学生たちの天国、夏休みが終わろうとしている。
夏といえばここ…そう、海に来ています!
照り付けんばかりの太陽…ってか暑すぎる!乙女の肌に焼き色つけたらどうしてくれんだ!?
白い砂浜。…ま、実際は海草やら空き缶やら転がってますけど。
そしてなんと言っても人、人、人!!
…ってテンションあげてみましたが、正直帰りたい
一緒に来た女の子達が私を呼んでいる。超高速スピードで手招きをしている。
…イヤな予感。
あ、ちなみに私の名前は、立花 杏です。
やる気のない自己紹介でどうもスンマセン。
だって今現在、心の底からやる気ないですから。
とは言ったものの、大声で呼ばれてるし。行かないと後でうるさいのでとりあえず走る。
「何?財布でも忘れた?」
「あぁ!杏遅いよっ!!」
私の肩を持ってガンガンガンガン…脳みそ回るんで止めて下さい。直ちに。
ここまで言っておわかりかと思いますが…え?わかんない?…もっと洞察力磨けよ。
嘘です。大嘘です。
と、まぁ話を戻して。そう、特に仲が良いわけではなかった中学の元クラスメイト。ってところです。
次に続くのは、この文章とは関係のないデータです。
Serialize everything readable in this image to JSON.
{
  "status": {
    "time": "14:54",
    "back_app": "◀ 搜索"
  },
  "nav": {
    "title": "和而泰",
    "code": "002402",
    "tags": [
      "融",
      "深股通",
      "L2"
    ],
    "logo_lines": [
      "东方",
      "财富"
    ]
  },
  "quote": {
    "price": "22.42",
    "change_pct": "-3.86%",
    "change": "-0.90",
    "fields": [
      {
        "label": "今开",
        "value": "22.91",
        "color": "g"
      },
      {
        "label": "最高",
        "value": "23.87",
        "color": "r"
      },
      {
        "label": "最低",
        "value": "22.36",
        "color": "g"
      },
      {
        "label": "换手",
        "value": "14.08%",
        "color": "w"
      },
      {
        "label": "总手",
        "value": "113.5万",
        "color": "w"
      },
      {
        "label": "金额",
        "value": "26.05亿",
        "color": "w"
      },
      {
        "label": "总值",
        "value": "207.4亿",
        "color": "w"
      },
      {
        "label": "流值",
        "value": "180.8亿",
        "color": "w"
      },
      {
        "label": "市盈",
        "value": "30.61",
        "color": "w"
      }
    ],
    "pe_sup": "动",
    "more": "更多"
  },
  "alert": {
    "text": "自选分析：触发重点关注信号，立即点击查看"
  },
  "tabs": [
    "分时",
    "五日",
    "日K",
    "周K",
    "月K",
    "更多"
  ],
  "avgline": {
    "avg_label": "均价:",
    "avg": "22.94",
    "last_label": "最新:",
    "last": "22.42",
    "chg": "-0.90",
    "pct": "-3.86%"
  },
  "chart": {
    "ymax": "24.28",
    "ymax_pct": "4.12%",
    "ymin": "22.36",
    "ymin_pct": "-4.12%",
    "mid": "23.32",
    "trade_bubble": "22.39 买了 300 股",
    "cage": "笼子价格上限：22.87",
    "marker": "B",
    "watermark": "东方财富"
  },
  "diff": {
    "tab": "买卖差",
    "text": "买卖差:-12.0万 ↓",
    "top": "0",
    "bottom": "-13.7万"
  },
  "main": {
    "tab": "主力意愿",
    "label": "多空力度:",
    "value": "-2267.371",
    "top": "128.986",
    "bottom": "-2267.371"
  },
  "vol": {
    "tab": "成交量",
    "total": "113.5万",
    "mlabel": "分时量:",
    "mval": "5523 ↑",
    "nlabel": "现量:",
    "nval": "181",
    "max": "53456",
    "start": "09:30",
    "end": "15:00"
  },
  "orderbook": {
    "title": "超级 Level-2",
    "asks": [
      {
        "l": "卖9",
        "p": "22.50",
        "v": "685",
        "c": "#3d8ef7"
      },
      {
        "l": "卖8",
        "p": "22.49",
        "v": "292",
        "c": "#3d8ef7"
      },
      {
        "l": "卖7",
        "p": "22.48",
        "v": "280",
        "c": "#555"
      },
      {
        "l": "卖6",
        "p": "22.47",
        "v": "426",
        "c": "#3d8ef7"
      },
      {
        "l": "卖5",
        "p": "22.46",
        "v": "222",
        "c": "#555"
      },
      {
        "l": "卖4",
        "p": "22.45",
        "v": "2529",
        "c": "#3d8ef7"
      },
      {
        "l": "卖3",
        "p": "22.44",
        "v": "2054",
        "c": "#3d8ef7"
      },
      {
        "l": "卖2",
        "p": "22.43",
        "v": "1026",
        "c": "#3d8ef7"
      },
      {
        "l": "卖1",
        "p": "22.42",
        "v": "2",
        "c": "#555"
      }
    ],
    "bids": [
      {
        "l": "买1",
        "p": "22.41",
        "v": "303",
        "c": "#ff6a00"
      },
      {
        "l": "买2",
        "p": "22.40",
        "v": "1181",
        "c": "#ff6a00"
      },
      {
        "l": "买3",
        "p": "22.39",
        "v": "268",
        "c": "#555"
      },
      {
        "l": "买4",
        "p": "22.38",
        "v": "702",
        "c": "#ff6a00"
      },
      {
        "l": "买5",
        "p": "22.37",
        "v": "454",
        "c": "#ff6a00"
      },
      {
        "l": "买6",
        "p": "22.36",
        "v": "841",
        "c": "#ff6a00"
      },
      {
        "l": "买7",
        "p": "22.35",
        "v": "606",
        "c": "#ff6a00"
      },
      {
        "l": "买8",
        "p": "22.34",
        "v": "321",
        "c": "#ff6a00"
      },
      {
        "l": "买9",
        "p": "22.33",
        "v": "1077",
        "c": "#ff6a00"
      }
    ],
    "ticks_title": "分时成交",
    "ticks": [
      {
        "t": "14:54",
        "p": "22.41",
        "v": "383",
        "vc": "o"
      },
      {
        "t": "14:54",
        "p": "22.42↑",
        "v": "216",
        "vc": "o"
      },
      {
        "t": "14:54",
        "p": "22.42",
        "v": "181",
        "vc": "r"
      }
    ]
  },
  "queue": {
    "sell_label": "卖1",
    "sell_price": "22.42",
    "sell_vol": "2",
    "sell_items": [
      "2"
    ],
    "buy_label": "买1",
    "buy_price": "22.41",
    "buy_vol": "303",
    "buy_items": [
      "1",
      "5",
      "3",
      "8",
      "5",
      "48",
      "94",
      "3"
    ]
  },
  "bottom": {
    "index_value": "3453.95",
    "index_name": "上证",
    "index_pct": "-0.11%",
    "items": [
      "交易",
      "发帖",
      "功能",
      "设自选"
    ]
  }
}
何でか知らないけど強制的に連れてこられた私。全く持って意味不明。
「…で、何?何なのそこまで急用?」
んなわけないけど一応聞く。あぁ、どんどんテンション下がってきた…
「通訳してっっ!!」
は?
「杏!英語大の得意でしょ!?よね!?ってか絶対そう!!」
…耳元でデカイ声を出すな。そして勝手に決めるな。まぁ、英語は話せるけどさ。
何でって?
私、帰国子女なんですよ。4年間アメリカにいたんで、話せないほうがありえない環境ってトコ?
「話せるけど、通訳?何で?」
喋りたきゃ自分で喋れ。その冗談でも笑えない英語力で。
…主人公にしては口悪いと思われているでしょうが、ご勘弁下さい。
早朝に起こされ、このテンションで今まで…頑張ったって誉めてもらってもいいくらいだと思う。
「いいからほらアレッッ!見て!超イケメン!!」
原形を感じさせない顔で甲高い声を発する友達B。
つけまつ毛取れてますよ。気付くまで黙っててやろう。
バンバンと遠慮なしに私の肩を叩く。
そろそろ肩が限界に達しそうなので、素晴らしくうっとおしい顔で、友達Aが指差す方向を見た。
そこにはいたのは気味が悪いくらいに端整な顔立ちの人…マネキン?
あ、動いた。つうか背高っ!
「ね、超カッコいいでしょ!?」
友達A、Bはハモる…あぁ、うるさい。